If teachers are working only asynchronously, they’ll face a little time lag, which isn’t ideal in adjusting instruction quickly. But they can still get pretty quick feedback by asking students to do short writing assignments, upload an image of a completed math problem, or share their thinking in a short recording on their cell phones or with apps like Flipgrid or Seesaw. They could also do short daily phone or text check-ins.
Should teachers approach informal assessments the same way in all grades and subjects?
No. The key precursor skills teachers are looking for varies by grade level and the nature of the subject. Not all topics will have prerequisite skills or knowledge; students don’t need to know geography to succeed in civics, for instance.
Math often builds on prior knowledge, so an elementary teacher would want to design activities to elicit students’ knowledge of place value, for instance, as she begins a unit on multi-digit addition. Not all math is linear, though, so teachers should analyze each unit for its precursor skills as they go.
Reading in grade 3 and higher generally requires teachers to scaffold students up to grade-level text, so assessment techniques can focus on ascertaining the background knowledge and vocabulary that might hinder that access.
Reading in grades K-2, however, requires something different: Teachers must figure out how well students have mastered all the components of early reading, and design strategies to cover them all, in a research-based sequence, if students have missed them.
You’re not saying that “just in time” remediation will be sufficient for everyone, are you?
No. Schools will likely need to dive deeper into missed material with some students, providing extra learning time, one-on-one tutoring, and other interventions to help students regain lost ground. Fresh ideas about ways to deploy teachers can also offer additional support to students.
My curriculum doesn’t have very good assessment strategies or tools built in. Are there good resources that can guide me as I design my own?
There are a number of item banks that have questions teachers can use in informal tests or to design class discussions around, to gauge students’ learning. Diagnosticquestions.com has 20,000 free questions. Teachers in states that use the Smarter Balanced assessment can search its new item bank, “Tools for Teachers.” A collection managed by New Meridian, which inherited and built upon the item bank from the PARCC assessment consortium, also offers released questions teachers can use.
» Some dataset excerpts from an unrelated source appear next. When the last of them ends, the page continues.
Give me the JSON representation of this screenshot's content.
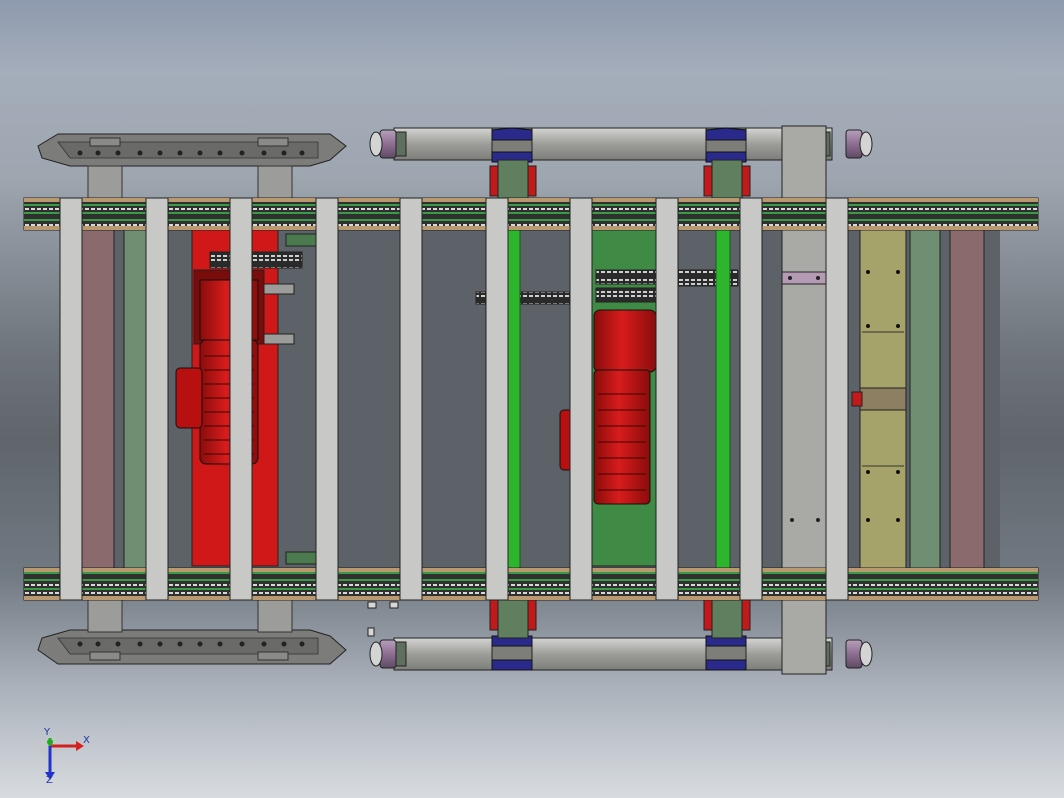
{
  "view": {
    "background_top": "#8e9aae",
    "background_bottom": "#d8dce0"
  },
  "colors": {
    "frame_grey": "#a9a9a6",
    "crossbar": "#c8c8c6",
    "motor_red": "#d01818",
    "green_plate": "#3f8a44",
    "green_shaft": "#2db52d",
    "olive_guide": "#a6a36a",
    "mauve_pad": "#8a6a6c",
    "bracket_blue": "#2a2a8c",
    "wheel_mauve": "#8e6e92",
    "chain_green": "#3a9a48"
  },
  "triad": {
    "x_label": "X",
    "y_label": "Y",
    "z_label": "Z",
    "x_icon": "x-axis-arrow-icon",
    "y_icon": "y-axis-arrow-icon",
    "z_icon": "z-axis-arrow-icon"
  }
}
Curriculum publishers have been getting in on the question of classrooms assessments, too. A project by the Collaborative for Student Success produced a list of publishers whose embedded assessments align with the priority content identified by Student Achievement Partners.
Some states and districts are also posting resources that can help teachers design classroom assessments. California, for instance, recently released guidance designed to help its teachers create formative assessments.